Kaleida Health tells 7 Eyewitness News it has not made any changes as of Monday.

catholic health.jpg
Outside Catholic Health on Oak Street, Buffalo.

Catholic Health issuing on update on visitation changes early Monday evening. In a news release, Catholic Health saying "as a result of the surge in COVID-19 cases that has placed significant pressure on hospital capacity across the region, non-COVID patients in Catholic Health hospitals will be limited to one visitor at a time during reduced hours beginning Wednesday, December 1, 2021."

Visiting hours will be from 12 to 6 p.m. daily at the following Catholic Health Hospitals:

  • Kenmore Mercy Hospital
  • Mercy Hospital of Buffalo
  • Mount St. Mary’s Hospital
  • Sisters of Charity Hospital, Main St.
  • St. Joseph Campus in Cheektowaga
  • In-person visitation is not permitted in restricted COVID units except for patients receiving end-of-life care.
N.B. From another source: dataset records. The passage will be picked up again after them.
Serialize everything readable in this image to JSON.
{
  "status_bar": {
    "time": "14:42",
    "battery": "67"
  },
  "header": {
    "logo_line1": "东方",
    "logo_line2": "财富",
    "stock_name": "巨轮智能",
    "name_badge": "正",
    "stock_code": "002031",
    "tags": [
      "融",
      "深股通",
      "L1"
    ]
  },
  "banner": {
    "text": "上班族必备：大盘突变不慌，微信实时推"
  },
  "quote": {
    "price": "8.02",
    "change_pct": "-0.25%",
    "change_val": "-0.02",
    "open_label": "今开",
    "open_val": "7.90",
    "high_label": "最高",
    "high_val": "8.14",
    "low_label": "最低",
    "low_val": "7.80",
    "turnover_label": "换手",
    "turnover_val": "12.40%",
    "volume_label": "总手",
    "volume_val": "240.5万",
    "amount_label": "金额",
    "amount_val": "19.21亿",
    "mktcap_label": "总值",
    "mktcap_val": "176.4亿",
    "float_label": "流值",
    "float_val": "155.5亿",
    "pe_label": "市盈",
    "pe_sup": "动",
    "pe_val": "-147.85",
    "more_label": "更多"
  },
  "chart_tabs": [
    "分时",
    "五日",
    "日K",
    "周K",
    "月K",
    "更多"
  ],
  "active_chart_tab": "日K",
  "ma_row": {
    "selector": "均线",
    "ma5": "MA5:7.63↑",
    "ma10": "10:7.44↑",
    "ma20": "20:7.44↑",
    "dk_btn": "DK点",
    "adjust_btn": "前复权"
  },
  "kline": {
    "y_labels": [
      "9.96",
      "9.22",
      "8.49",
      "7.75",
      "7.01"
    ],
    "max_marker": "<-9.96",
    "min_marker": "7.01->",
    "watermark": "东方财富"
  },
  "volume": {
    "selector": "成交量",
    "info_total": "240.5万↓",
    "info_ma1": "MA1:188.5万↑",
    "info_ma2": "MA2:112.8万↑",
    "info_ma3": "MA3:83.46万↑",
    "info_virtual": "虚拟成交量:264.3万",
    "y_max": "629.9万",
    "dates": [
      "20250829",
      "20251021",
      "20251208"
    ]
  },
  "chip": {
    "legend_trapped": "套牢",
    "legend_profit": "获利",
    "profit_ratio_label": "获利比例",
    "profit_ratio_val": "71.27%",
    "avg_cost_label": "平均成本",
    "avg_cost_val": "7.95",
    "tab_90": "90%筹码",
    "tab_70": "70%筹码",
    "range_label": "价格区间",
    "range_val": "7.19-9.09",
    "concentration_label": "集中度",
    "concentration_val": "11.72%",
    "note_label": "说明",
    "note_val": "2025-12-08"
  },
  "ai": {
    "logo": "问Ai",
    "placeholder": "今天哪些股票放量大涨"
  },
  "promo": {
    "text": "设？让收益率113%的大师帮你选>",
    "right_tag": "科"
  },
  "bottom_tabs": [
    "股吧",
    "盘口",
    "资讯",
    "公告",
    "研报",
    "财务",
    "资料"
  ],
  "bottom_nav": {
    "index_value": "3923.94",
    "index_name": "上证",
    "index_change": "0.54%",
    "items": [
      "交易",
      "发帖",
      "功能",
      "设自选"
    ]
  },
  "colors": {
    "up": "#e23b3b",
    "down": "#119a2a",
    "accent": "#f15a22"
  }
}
Catholic Health says "emergency department patients may be accompanied by one visitor for a period of time based on patient census and other factors determined by the clinical team."

But Catholic Health says if a patient is being tested for possible COVID-19 or is confirmed positive while in the emergency department, the accompanying visitor will be asked to leave the hospital and will receive further information by telephone.

"Maternity patients will continue to be allowed two support persons for the duration of their hospital stay but additional visitors will not be permitted at this time. In certain outpatient settings, where space permits, patients may be accompanied by a support person for their appointments."